Preventing the need for dialysis primarily involves managing and controlling the risk factors for kidney disease. Some prevention strategies include:

  • Maintaining a healthy diet, low in salt and processed foods
  • Regular exercise and maintaining a healthy weight
  • Controlling blood sugar levels if you have diabetes
  • Monitoring and managing high blood pressure
  • Avoiding excessive use of nonsteroidal anti-inflammatory drugs (NSAIDs) and other medications that can harm the kidneys
  • Quitting smoking
  • Regular check-ups and kidney function tests for those at risk

Long-term management of dialysis

Long-term management of dialysis requires ongoing medical care and coordination with a healthcare team, including nephrologists, dialysis nurses, and dietitians. Key aspects of long-term management include:

  • Adherence to the dialysis schedule
  • Monitoring and adjusting medications as needed
  • Maintaining a kidney-friendly diet and fluid restrictions
  • Regular blood tests to monitor electrolyte levels and anemia
  • Emotional and mental health support, such as counseling or support groups

What is recent research saying about dialysis?

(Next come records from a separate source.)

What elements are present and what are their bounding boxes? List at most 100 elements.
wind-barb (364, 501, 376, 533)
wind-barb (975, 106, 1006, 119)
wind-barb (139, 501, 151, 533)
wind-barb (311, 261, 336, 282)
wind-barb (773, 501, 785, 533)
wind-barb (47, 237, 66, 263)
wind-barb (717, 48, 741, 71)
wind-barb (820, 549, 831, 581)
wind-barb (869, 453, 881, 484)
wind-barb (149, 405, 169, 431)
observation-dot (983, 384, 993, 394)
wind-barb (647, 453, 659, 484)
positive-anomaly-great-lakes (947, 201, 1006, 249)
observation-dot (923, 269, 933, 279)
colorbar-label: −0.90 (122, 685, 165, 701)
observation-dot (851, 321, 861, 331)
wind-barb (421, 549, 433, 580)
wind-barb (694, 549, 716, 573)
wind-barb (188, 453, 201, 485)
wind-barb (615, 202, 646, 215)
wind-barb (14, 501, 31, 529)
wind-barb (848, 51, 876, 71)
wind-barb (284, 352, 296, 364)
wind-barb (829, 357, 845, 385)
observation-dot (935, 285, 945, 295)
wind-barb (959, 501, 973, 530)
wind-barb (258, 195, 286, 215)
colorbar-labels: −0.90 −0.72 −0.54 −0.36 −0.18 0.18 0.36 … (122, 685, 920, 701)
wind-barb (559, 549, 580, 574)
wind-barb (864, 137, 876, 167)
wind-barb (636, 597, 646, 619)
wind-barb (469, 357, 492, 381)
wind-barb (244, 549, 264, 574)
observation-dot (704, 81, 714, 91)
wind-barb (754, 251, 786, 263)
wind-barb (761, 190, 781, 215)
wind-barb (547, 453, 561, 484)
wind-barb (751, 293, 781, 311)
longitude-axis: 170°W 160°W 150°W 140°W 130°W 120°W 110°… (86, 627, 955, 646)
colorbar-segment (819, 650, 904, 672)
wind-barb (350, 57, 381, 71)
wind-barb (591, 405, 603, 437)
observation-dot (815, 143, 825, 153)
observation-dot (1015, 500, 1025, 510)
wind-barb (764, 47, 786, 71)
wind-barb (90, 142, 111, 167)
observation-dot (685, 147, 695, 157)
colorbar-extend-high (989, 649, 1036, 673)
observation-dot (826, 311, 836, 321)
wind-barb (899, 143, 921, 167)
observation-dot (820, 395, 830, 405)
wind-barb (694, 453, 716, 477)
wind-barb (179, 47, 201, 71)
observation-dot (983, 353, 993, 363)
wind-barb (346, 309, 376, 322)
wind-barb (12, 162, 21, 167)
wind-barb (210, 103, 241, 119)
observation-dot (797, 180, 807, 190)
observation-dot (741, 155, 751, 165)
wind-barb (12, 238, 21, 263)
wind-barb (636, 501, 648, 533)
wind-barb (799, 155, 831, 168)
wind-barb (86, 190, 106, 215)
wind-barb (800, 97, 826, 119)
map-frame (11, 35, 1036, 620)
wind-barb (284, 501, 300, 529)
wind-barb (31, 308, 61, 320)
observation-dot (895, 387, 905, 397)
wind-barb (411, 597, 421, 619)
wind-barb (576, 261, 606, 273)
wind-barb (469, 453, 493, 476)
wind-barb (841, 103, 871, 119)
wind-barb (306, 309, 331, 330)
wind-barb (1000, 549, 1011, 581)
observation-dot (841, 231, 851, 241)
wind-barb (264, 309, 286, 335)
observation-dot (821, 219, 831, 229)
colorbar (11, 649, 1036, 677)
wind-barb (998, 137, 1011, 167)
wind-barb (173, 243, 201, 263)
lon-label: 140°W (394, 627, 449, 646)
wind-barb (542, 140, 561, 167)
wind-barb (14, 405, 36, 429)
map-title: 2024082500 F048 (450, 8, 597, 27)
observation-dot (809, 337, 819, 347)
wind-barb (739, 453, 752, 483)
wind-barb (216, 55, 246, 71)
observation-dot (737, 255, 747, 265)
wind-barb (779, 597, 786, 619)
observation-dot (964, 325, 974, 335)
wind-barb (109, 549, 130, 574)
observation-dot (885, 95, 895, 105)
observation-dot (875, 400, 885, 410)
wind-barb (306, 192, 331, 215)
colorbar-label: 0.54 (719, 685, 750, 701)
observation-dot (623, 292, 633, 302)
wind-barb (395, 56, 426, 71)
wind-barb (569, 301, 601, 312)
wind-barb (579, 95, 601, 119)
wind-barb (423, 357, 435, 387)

Recent research on dialysis has focused on improving treatment options, developing more efficient dialysis machines, and exploring alternative therapies, such as bioartificial kidneys and stem cell treatments. Studies have also investigated the impact of various dialysis modalities on patient outcomes, including quality of life, cardiovascular health, and mortality rates. Additionally, research continues to explore ways to improve access to care and reduce disparities in dialysis treatment and outcomes.

Where can I go for more information on dialysis?

For more information on dialysis or support, consider reaching out to your healthcare provider or a qualified medical professional. They can provide guidance based on your specific situation and answer any questions you may have. Reputable online resources, such as the National Kidney Foundation, the American Association of Kidney Patients, and the National Institute of Diabetes and Digestive and Kidney Diseases (NIDDK), can also offer valuable information and support for those affected by kidney disease and requiring dialysis.